Of course White went on to say what any health professional or child protection worker would have been able to tell Brough and Howard from day one, if they had been asked: “child s-x abuse issues (are) very complex issues”, and that it would take time.

He’s right, they are complex, but this hasn’t stopped the propaganda. Back on 8 August, Howard darkly suggested that health checks on 500 Aboriginal children were already yielding results, that the dire predictions of widespread abuse had been substantiated, and that it was all worth it.

“I’ve been told that those screenings have led to a number of referrals to the child protection authority,” Mr Howard told ABC TV.

“Whether that leads to police action, I don’t know.

“I also know that some of them have led to further checking for s-xually transmitted diseases, the outcome for those checks I do not at this stage know.”

A central Australian source has told Crikey that a week or so after Howard’s statement, and after another couple of hundred checks, there was a total of four referrals as a direct result of the “national emergency” child health checks under Item 708 of the Medicare schedule.

More than 700 checks, a total of four referrals.

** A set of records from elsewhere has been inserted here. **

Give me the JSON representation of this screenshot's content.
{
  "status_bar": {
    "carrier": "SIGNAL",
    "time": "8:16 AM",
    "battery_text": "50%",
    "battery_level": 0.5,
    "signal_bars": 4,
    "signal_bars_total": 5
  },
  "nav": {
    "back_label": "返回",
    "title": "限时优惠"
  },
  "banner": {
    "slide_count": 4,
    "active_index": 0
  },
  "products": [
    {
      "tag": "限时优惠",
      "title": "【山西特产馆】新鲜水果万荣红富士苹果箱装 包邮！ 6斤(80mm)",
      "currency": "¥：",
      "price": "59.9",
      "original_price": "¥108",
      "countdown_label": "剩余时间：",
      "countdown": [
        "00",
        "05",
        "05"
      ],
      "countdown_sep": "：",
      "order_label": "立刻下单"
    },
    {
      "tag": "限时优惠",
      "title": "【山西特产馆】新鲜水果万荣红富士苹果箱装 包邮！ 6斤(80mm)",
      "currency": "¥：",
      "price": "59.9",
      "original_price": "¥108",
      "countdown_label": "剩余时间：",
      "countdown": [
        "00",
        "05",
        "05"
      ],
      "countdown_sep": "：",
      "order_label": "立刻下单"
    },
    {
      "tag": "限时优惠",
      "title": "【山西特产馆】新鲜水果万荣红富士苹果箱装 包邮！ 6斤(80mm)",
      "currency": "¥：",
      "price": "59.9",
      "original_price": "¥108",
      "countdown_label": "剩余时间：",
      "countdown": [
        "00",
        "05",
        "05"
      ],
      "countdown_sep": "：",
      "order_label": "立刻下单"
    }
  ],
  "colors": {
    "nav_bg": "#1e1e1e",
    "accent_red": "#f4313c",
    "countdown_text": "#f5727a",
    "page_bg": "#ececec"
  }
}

Two related to child s-xual abuse; one to an allegation of neglect and the fourth was for a family support referral.

According to the source, the extremely low results are not surprising. The kinds of health checks being administered are not solely designed to detect child s-xual abuse, and being dealt with by ‘outsiders’ like the health check teams is not designed to build confidence in such a complex area.

“It should be remembered that the teams are barely getting to two thirds of the child population – a lot less on some of the larger communities.

“But even so, the numbers are far lower than the hysteria of the emergency would suggest.”

Of greater worry to health professionals in central Australia is that the federal health check teams are only “skimming” the children’s health profiles, with absolutely no guarantees by the Commonwealth of follow up, let alone a long term approach to primary health care in the bush.

“The teams are not picking up the levels of childhood illness we know already are out there.

“It’s a fraud – you couldn’t have designed a better system to sweep illness under the carpet. All the hoopla gives the public the impression that something real is being done.

“In fact by understating the real levels of chronic diseases on communities – which anyone can see in the rates of hospitalisation and early death – it lets the Commonwealth off the hook in terms of really increasing health resources for Aboriginal people.

“It won’t even lead to a band aid solution.”